1956 Sebring 12 Hours Grand Prix – Race Profile Page Seven
In the racing paddock that Saturday morning many of the drivers, crews and mechanics were hard at work getting ready. Already a few of the factory European teams, including the Corvette contingent, had breakfast set up on folding tables for their people. In those early hours a steady stream of race fans, drivers, crew and race cars made their way into the track from hotels and garages outside the raceway. The Ferrari factory team was headquartered in the Pontiac garage in the heart of Sebring some seven miles from the track while the Aston Martin team had everyone in Avon Park some seventeen miles from the track. It was not unknown for police to escort competitors and cars to the track in order to make the start on time.
“Doc” Wyllie, driving a Lotus Mk. IX, was driving his car at high speed on the paddock road trying to clear up an ignition problem at high rpms. His co-driver would be his wife, Peggy. Along with the sounds of Wyllie’s Lotus in the paddock were the sounds of dozens of cars getting warmed up or doing some last-minute tuning.
Getting around the paddock was becoming a challenge on race day due to the crowds. The official paid attendance, announced later in the day, was 25,754. But for some it seemed that most of them were in the paddock making life difficult for all.

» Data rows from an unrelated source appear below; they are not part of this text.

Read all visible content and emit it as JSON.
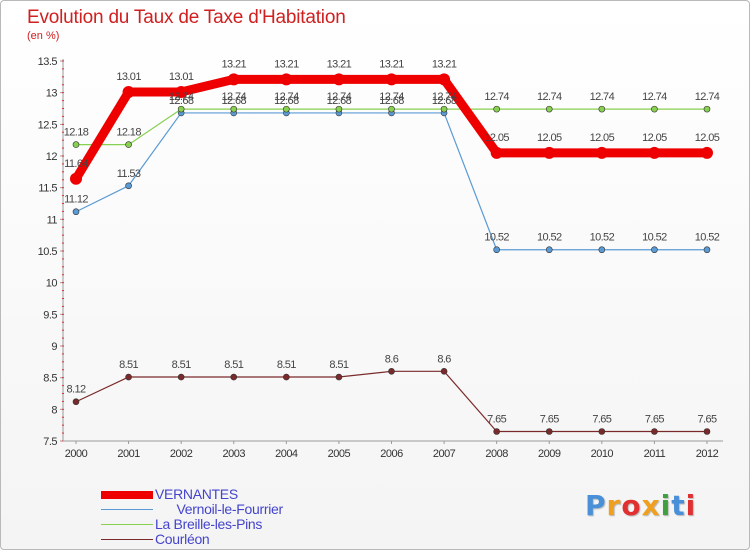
{
  "title": "Evolution du Taux de Taxe d'Habitation",
  "subtitle": "(en %)",
  "logo": {
    "text": "Proxiti",
    "letters": [
      "P",
      "r",
      "o",
      "x",
      "i",
      "t",
      "i"
    ],
    "colors": [
      "#4a90d9",
      "#f0a020",
      "#e03030",
      "#f0a020",
      "#40a040",
      "#4a90d9",
      "#e03030"
    ]
  },
  "chart_data": {
    "type": "line",
    "x": [
      "2000",
      "2001",
      "2002",
      "2003",
      "2004",
      "2005",
      "2006",
      "2007",
      "2008",
      "2009",
      "2010",
      "2011",
      "2012"
    ],
    "ylim": [
      7.5,
      13.5
    ],
    "yticks": [
      "7.5",
      "8",
      "8.5",
      "9",
      "9.5",
      "10",
      "10.5",
      "11",
      "11.5",
      "12",
      "12.5",
      "13",
      "13.5"
    ],
    "grid": false,
    "legend_position": "bottom-left",
    "series": [
      {
        "name": "VERNANTES",
        "color": "#ee0000",
        "width": 9,
        "marker": 6,
        "values": [
          11.64,
          13.01,
          13.01,
          13.21,
          13.21,
          13.21,
          13.21,
          13.21,
          12.05,
          12.05,
          12.05,
          12.05,
          12.05
        ],
        "labels": [
          "11.64",
          "13.01",
          "13.01",
          "13.21",
          "13.21",
          "13.21",
          "13.21",
          "13.21",
          "12.05",
          "12.05",
          "12.05",
          "12.05",
          "12.05"
        ]
      },
      {
        "name": "      Vernoil-le-Fourrier",
        "color": "#5b9bd5",
        "width": 1.2,
        "marker": 3,
        "values": [
          11.12,
          11.53,
          12.68,
          12.68,
          12.68,
          12.68,
          12.68,
          12.68,
          10.52,
          10.52,
          10.52,
          10.52,
          10.52
        ],
        "labels": [
          "11.12",
          "11.53",
          "12.68",
          "12.68",
          "12.68",
          "12.68",
          "12.68",
          "12.68",
          "10.52",
          "10.52",
          "10.52",
          "10.52",
          "10.52"
        ]
      },
      {
        "name": "La Breille-les-Pins",
        "color": "#88d050",
        "width": 1.2,
        "marker": 3,
        "values": [
          12.18,
          12.18,
          12.74,
          12.74,
          12.74,
          12.74,
          12.74,
          12.74,
          12.74,
          12.74,
          12.74,
          12.74,
          12.74
        ],
        "labels": [
          "12.18",
          "12.18",
          "12.74",
          "12.74",
          "12.74",
          "12.74",
          "12.74",
          "12.74",
          "12.74",
          "12.74",
          "12.74",
          "12.74",
          "12.74"
        ]
      },
      {
        "name": "Courléon",
        "color": "#7a2a2a",
        "width": 1.2,
        "marker": 3,
        "values": [
          8.12,
          8.51,
          8.51,
          8.51,
          8.51,
          8.51,
          8.6,
          8.6,
          7.65,
          7.65,
          7.65,
          7.65,
          7.65
        ],
        "labels": [
          "8.12",
          "8.51",
          "8.51",
          "8.51",
          "8.51",
          "8.51",
          "8.6",
          "8.6",
          "7.65",
          "7.65",
          "7.65",
          "7.65",
          "7.65"
        ]
      }
    ]
  }
}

Sebring had a history of handing out “all access” passes to many locals and their families. Passes were also distributed to the people who owned or leased warehouses on the race course as a way of compensating them for the use of their warehouse by the racing teams or the loss of business due to the races. End result, a very crowded paddock and pits.

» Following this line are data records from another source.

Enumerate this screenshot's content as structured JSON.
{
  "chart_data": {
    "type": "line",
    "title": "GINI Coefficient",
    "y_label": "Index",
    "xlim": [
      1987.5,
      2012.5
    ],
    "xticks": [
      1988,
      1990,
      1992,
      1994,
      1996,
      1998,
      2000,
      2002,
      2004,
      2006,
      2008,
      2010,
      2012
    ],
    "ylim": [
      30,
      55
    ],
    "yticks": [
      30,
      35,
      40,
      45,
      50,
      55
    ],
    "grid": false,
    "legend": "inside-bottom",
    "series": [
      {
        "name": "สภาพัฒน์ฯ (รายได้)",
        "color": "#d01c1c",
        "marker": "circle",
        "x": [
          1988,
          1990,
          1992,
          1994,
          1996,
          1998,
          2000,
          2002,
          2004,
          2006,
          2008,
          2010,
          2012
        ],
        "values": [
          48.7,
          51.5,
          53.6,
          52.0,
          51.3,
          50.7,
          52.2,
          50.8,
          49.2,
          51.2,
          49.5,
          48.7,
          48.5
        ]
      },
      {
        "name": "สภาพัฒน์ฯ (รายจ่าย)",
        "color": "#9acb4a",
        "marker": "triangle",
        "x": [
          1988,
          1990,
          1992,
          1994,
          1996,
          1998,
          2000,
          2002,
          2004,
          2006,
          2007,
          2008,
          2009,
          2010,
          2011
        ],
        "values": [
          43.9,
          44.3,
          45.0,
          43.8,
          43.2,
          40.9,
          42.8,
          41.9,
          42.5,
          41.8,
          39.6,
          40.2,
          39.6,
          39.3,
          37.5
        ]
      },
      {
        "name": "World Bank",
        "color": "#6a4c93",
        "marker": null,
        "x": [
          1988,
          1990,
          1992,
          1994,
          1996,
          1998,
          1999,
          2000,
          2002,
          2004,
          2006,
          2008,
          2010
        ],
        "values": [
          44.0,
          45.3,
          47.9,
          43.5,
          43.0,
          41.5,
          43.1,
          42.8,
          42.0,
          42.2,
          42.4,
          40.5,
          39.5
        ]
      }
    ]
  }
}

By 9:30 a.m. many of the 59 cars that would actually start the race were on the starting grid with 14 factory entries and at least 10 nations represented. The previous year 80 cars started the race but that number was deemed too unwieldy for 1956 so only 65 entries were accepted. Adding to that crowd of 80 in 1955 were six cars that did not make the cut. Their drivers felt that they should be allowed to race and after the start they entered the course causing great confusion in the timing shack when the six mystery cars passed by. When it was realized what was happening the cars were quickly black flagged off the course. One can only assume that Ulmann and company were ready in 1956 for anyone trying to do a repeat.
Because they didn’t have qualifying for starting positions in those days the cars were placed on the grid according to engine size with the 5.2 liter Corvette of John Fitch and Walt Hansgen in first position. Next was the 5-liter Ferrari of Troy Ruttman and Howard Hively. In third position was supposed to be the 4.4-liter Ferrari 121 LM of Jim Kimberly and Ed Lunken. The car had thrown a flywheel more than once in practice and a disgusted Kimberly withdrew the car at the last minute. The Ferrari team allowed him to drive with Alfonso de Portago in the factory 857 Monza. Next in line came three 4.3-liter Corvettes then eight 3.4-liter Jaguars and so on. Last on the grid were three tiny 745 cc French-made Deutsch-Bonnets (DB).